The Definitive Denier

A brilliant three-paragraph deconstruction of "denier" and "denialist" by Edward Skidelsky, a philosopher at Exeter University, from last January in Prospect magazine crossed my desk yesterday. It is spot on and worth sharing:

The tyranny of denial

“Denial” is an ordinary English word meaning to assert the untruth of something. Recently, however, it has acquired a further polemical sense. To “deny” in this new sense is to repudiate some commonly professed doctrine. Denial is the secular form of blasphemy; deniers are scorned, ridiculed and sometimes prosecuted.

Where does this new usage come from? There is an old sense of “deny,” akin to “disown,” which no doubt lies in the background. (A traitor denies his country; Peter denied Christ.) But the more immediate source is Freud. Denial in the Freudian sense is the refusal to accept a painful or humiliating truth. Sufferers are said to be in a “state of denial” or simply “in denial.” This last phrase entered general use in the early 1990s and launched “denial” on its modern career. “Holocaust denial” was the first political application, followed closely by “Aids denial,” “global warming denial” and a host of others. An abstract noun, “denialism,” has recently been coined. It is perhaps no accident that denial’s counterpart, affirmation, has meanwhile acquired laudatory overtones. We “affirm” relationships, achievements, values. Ours is a relentlessly positive culture.

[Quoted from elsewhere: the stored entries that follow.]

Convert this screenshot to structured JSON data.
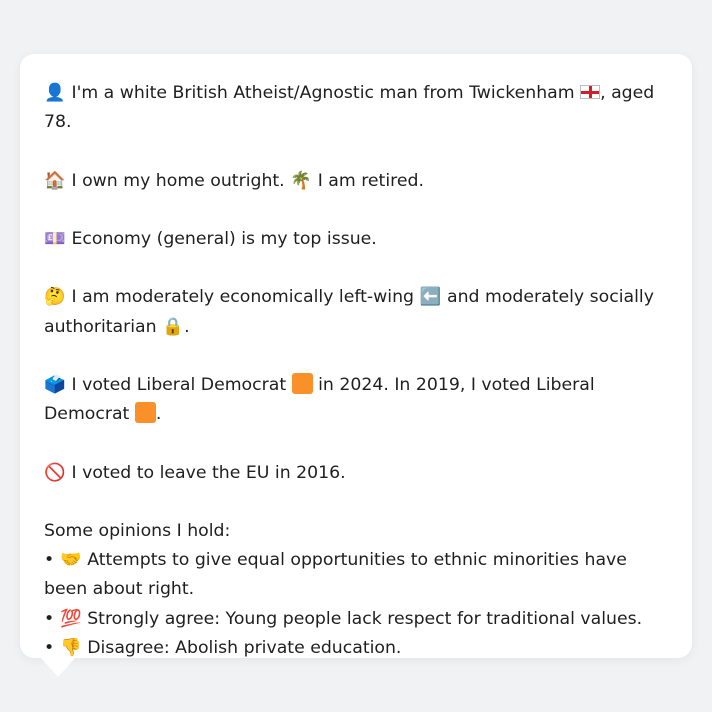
{
  "colors": {
    "page_background": "#f1f2f4",
    "bubble_background": "#ffffff",
    "text": "#1f1f1f",
    "flag_red": "#d0202a",
    "party_orange": "#f9902a"
  },
  "profile": {
    "identity": {
      "icon": "bust-in-silhouette-icon",
      "glyph": "👤",
      "text_before_flag": "I'm a white British Atheist/Agnostic man from Twickenham",
      "flag_icon": "england-flag-icon",
      "text_after_flag": ", aged 78."
    },
    "housing": {
      "home_icon": "house-icon",
      "home_glyph": "🏠",
      "home_text": "I own my home outright.",
      "retired_icon": "palm-tree-icon",
      "retired_glyph": "🌴",
      "retired_text": "I am retired."
    },
    "top_issue": {
      "icon": "money-notes-icon",
      "glyph": "💷",
      "text": "Economy (general) is my top issue."
    },
    "ideology": {
      "icon": "thinking-face-icon",
      "glyph": "🤔",
      "text_1": "I am moderately economically left-wing",
      "left_arrow_icon": "left-arrow-icon",
      "left_arrow_glyph": "⬅️",
      "text_2": "and moderately socially authoritarian",
      "lock_icon": "lock-icon",
      "lock_glyph": "🔒",
      "text_3": "."
    },
    "votes": {
      "icon": "ballot-box-icon",
      "glyph": "🗳️",
      "text_1": "I voted Liberal Democrat",
      "party_icon_1": "orange-square-icon",
      "text_2": "in 2024. In 2019, I voted Liberal Democrat",
      "party_icon_2": "orange-square-icon",
      "text_3": "."
    },
    "brexit": {
      "icon": "prohibited-icon",
      "glyph": "🚫",
      "text": "I voted to leave the EU in 2016."
    },
    "opinions": {
      "heading": "Some opinions I hold:",
      "bullet": "•",
      "items": [
        {
          "icon": "handshake-icon",
          "glyph": "🤝",
          "text": "Attempts to give equal opportunities to ethnic minorities have been about right."
        },
        {
          "icon": "hundred-points-icon",
          "glyph": "💯",
          "text": "Strongly agree: Young people lack respect for traditional values."
        },
        {
          "icon": "thumbs-down-icon",
          "glyph": "👎",
          "text": "Disagree: Abolish private education."
        }
      ]
    }
  }
}
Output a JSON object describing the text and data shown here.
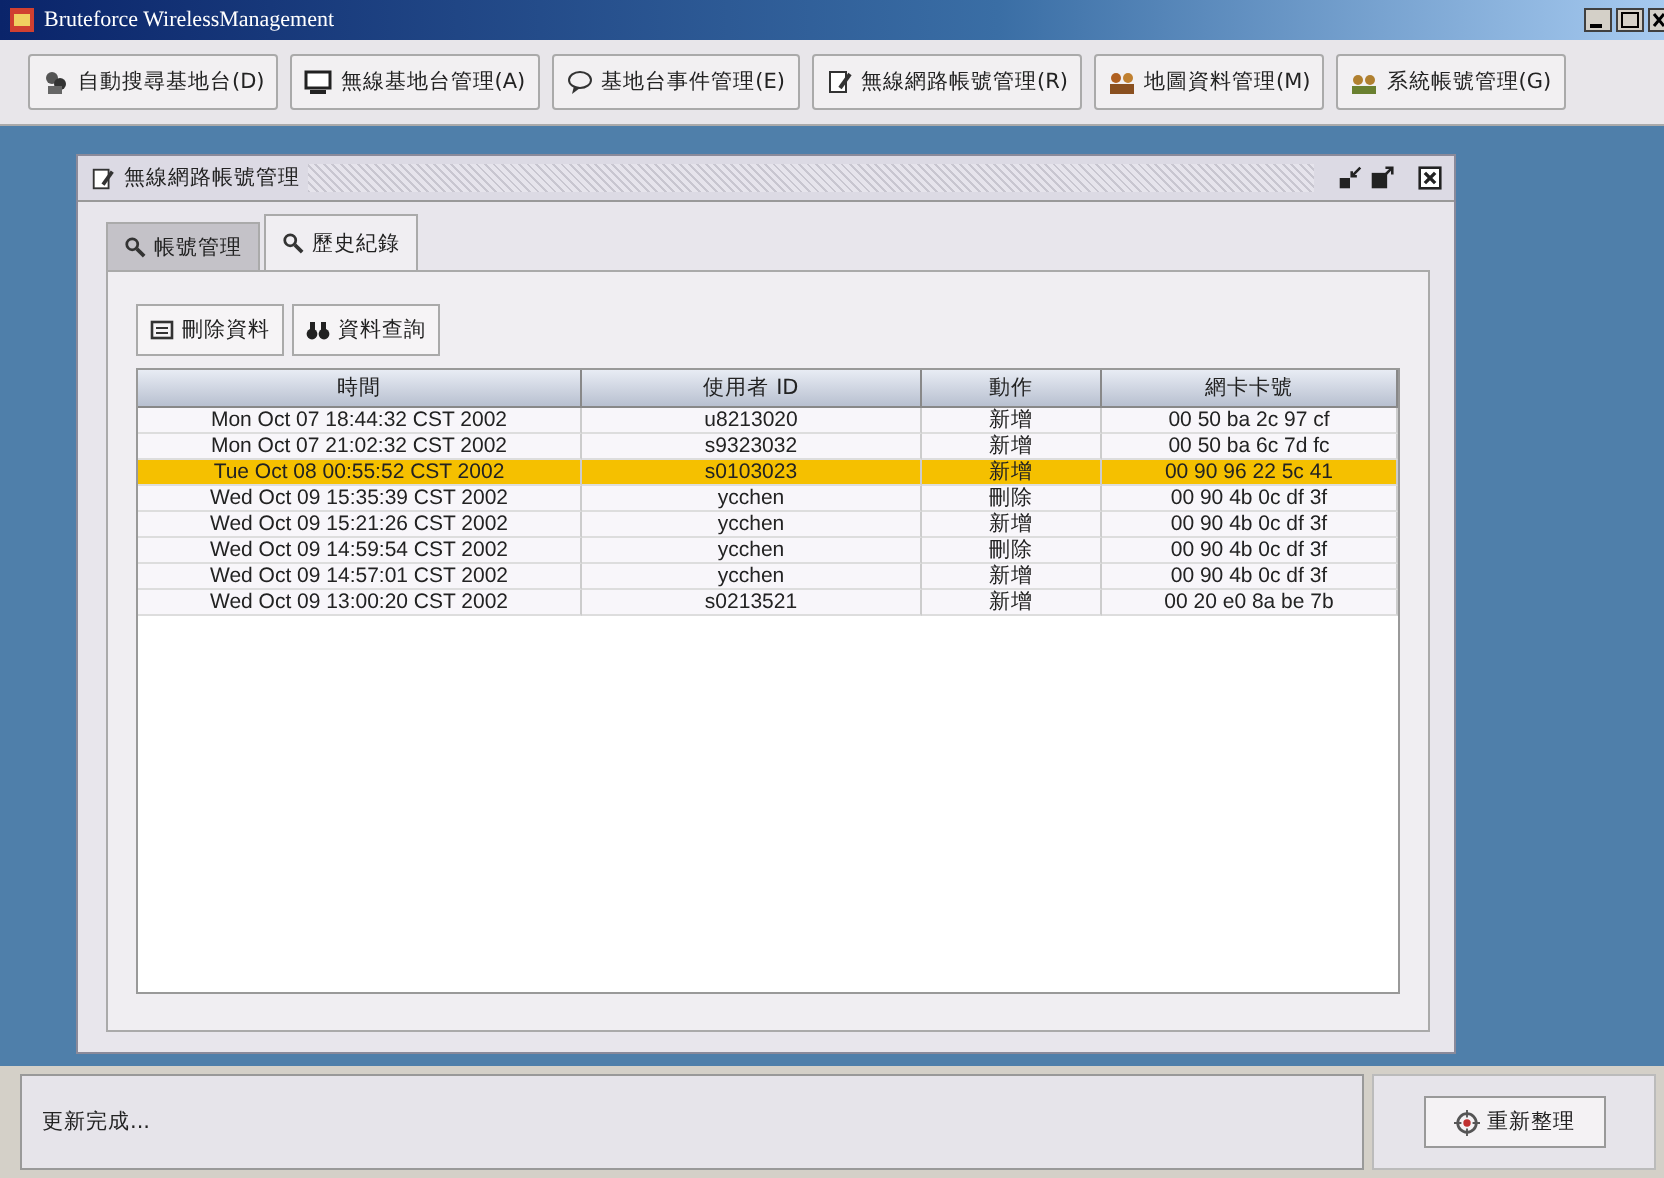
{
  "window": {
    "title": "Bruteforce WirelessManagement"
  },
  "toolbar": [
    {
      "label": "自動搜尋基地台(D)",
      "kind": "search"
    },
    {
      "label": "無線基地台管理(A)",
      "kind": "monitor"
    },
    {
      "label": "基地台事件管理(E)",
      "kind": "bubble"
    },
    {
      "label": "無線網路帳號管理(R)",
      "kind": "note"
    },
    {
      "label": "地圖資料管理(M)",
      "kind": "map"
    },
    {
      "label": "系統帳號管理(G)",
      "kind": "users"
    }
  ],
  "inner_window": {
    "title": "無線網路帳號管理"
  },
  "tabs": [
    {
      "label": "帳號管理",
      "selected": false
    },
    {
      "label": "歷史紀錄",
      "selected": true
    }
  ],
  "actions": [
    {
      "label": "刪除資料",
      "kind": "delete"
    },
    {
      "label": "資料查詢",
      "kind": "find"
    }
  ],
  "table": {
    "columns": [
      "時間",
      "使用者 ID",
      "動作",
      "網卡卡號"
    ],
    "rows": [
      {
        "cells": [
          "Mon Oct 07 18:44:32 CST 2002",
          "u8213020",
          "新增",
          "00 50 ba 2c 97 cf"
        ],
        "selected": false
      },
      {
        "cells": [
          "Mon Oct 07 21:02:32 CST 2002",
          "s9323032",
          "新增",
          "00 50 ba 6c 7d fc"
        ],
        "selected": false
      },
      {
        "cells": [
          "Tue Oct 08 00:55:52 CST 2002",
          "s0103023",
          "新增",
          "00 90 96 22 5c 41"
        ],
        "selected": true
      },
      {
        "cells": [
          "Wed Oct 09 15:35:39 CST 2002",
          "ycchen",
          "刪除",
          "00 90 4b 0c df 3f"
        ],
        "selected": false
      },
      {
        "cells": [
          "Wed Oct 09 15:21:26 CST 2002",
          "ycchen",
          "新增",
          "00 90 4b 0c df 3f"
        ],
        "selected": false
      },
      {
        "cells": [
          "Wed Oct 09 14:59:54 CST 2002",
          "ycchen",
          "刪除",
          "00 90 4b 0c df 3f"
        ],
        "selected": false
      },
      {
        "cells": [
          "Wed Oct 09 14:57:01 CST 2002",
          "ycchen",
          "新增",
          "00 90 4b 0c df 3f"
        ],
        "selected": false
      },
      {
        "cells": [
          "Wed Oct 09 13:00:20 CST 2002",
          "s0213521",
          "新增",
          "00 20 e0 8a be 7b"
        ],
        "selected": false
      }
    ]
  },
  "status_bar": {
    "message": "更新完成...",
    "button": "重新整理"
  }
}
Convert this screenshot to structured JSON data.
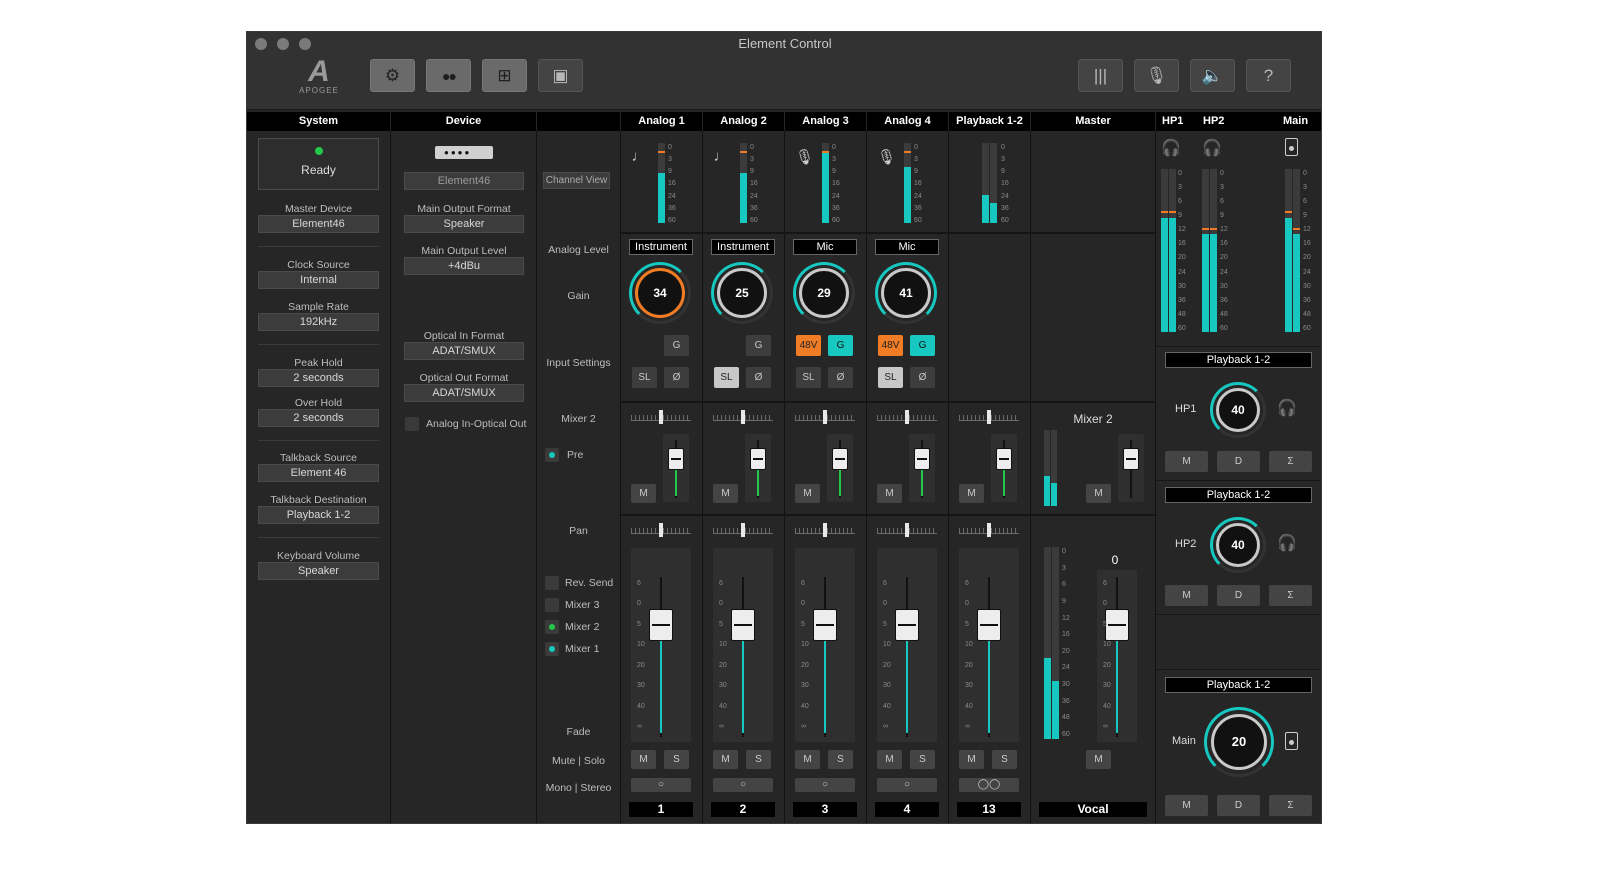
{
  "window": {
    "title": "Element Control",
    "logo_text": "APOGEE"
  },
  "headers": {
    "system": "System",
    "device": "Device",
    "analog1": "Analog 1",
    "analog2": "Analog 2",
    "analog3": "Analog 3",
    "analog4": "Analog 4",
    "playback": "Playback 1-2",
    "master": "Master",
    "hp1": "HP1",
    "hp2": "HP2",
    "main": "Main"
  },
  "system": {
    "status": "Ready",
    "master_device_label": "Master Device",
    "master_device": "Element46",
    "clock_label": "Clock Source",
    "clock": "Internal",
    "rate_label": "Sample Rate",
    "rate": "192kHz",
    "peak_label": "Peak Hold",
    "peak": "2 seconds",
    "over_label": "Over Hold",
    "over": "2 seconds",
    "tb_src_label": "Talkback Source",
    "tb_src": "Element 46",
    "tb_dst_label": "Talkback Destination",
    "tb_dst": "Playback 1-2",
    "kv_label": "Keyboard Volume",
    "kv": "Speaker"
  },
  "device": {
    "name": "Element46",
    "mof_label": "Main Output Format",
    "mof": "Speaker",
    "mol_label": "Main Output Level",
    "mol": "+4dBu",
    "oif_label": "Optical In Format",
    "oif": "ADAT/SMUX",
    "oof_label": "Optical Out Format",
    "oof": "ADAT/SMUX",
    "aio_label": "Analog In-Optical Out"
  },
  "rowlabels": {
    "channel_view": "Channel View",
    "analog_level": "Analog Level",
    "gain": "Gain",
    "input_settings": "Input Settings",
    "mixer2": "Mixer 2",
    "pre": "Pre",
    "pan": "Pan",
    "rev_send": "Rev. Send",
    "mixer3": "Mixer 3",
    "mixer2b": "Mixer 2",
    "mixer1": "Mixer 1",
    "fade": "Fade",
    "mute_solo": "Mute | Solo",
    "mono_stereo": "Mono | Stereo"
  },
  "channels": [
    {
      "type": "Instrument",
      "gain": "34",
      "fader": "0",
      "num": "1"
    },
    {
      "type": "Instrument",
      "gain": "25",
      "fader": "0",
      "num": "2"
    },
    {
      "type": "Mic",
      "gain": "29",
      "fader": "0",
      "num": "3"
    },
    {
      "type": "Mic",
      "gain": "41",
      "fader": "0",
      "num": "4"
    },
    {
      "type": "",
      "gain": "",
      "fader": "0",
      "num": "13"
    },
    {
      "type": "",
      "gain": "",
      "fader": "0",
      "num": "Vocal"
    }
  ],
  "buttons": {
    "g": "G",
    "sl": "SL",
    "phase": "Ø",
    "p48": "48V",
    "m": "M",
    "s": "S",
    "d": "D",
    "sum": "Σ",
    "mono": "○",
    "stereo": "◯◯"
  },
  "master_mixer": "Mixer 2",
  "outputs": {
    "hp1_src": "Playback 1-2",
    "hp1_label": "HP1",
    "hp1_vol": "40",
    "hp2_src": "Playback 1-2",
    "hp2_label": "HP2",
    "hp2_vol": "40",
    "main_src": "Playback 1-2",
    "main_label": "Main",
    "main_vol": "20"
  },
  "meter_scale": [
    "0",
    "3",
    "9",
    "16",
    "24",
    "36",
    "60"
  ],
  "meter_scale_long": [
    "0",
    "3",
    "6",
    "9",
    "12",
    "16",
    "20",
    "24",
    "30",
    "36",
    "48",
    "60"
  ],
  "fader_scale": [
    "6",
    "0",
    "5",
    "10",
    "20",
    "30",
    "40",
    "∞"
  ],
  "mix_scale": [
    "6",
    "0",
    "∞"
  ],
  "levels": {
    "a1": 0.62,
    "a2": 0.62,
    "a3": 0.88,
    "a4": 0.7,
    "pb1": 0.35,
    "pb2": 0.25,
    "hp_l": 0.7,
    "hp_r": 0.6,
    "master_l": 0.42
  }
}
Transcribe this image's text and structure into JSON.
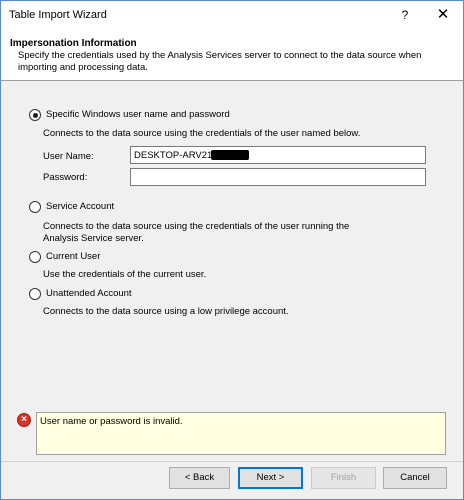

An accusation of “denial” is serious, suggesting either deliberate dishonesty or self-deception. The thing being denied is, by implication, so obviously true that the denier must be driven by perversity, malice or wilful blindness. Few issues warrant such confidence. The Holocaust is perhaps one, though even here there is room for debate over the manner of its execution and the number of its victims. A charge of denial short-circuits this debate by stigmatising as dishonest any deviation from a preordained conclusion. It is a form of the argument ad hominem: the aim is not so much to refute your opponent as to discredit his motives. The extension of the “denier” tag to group after group is a development that should alarm all liberal-minded people. One of the great achievements of the Enlightenment—the liberation of historical and scientific enquiry from dogma—is quietly being reversed.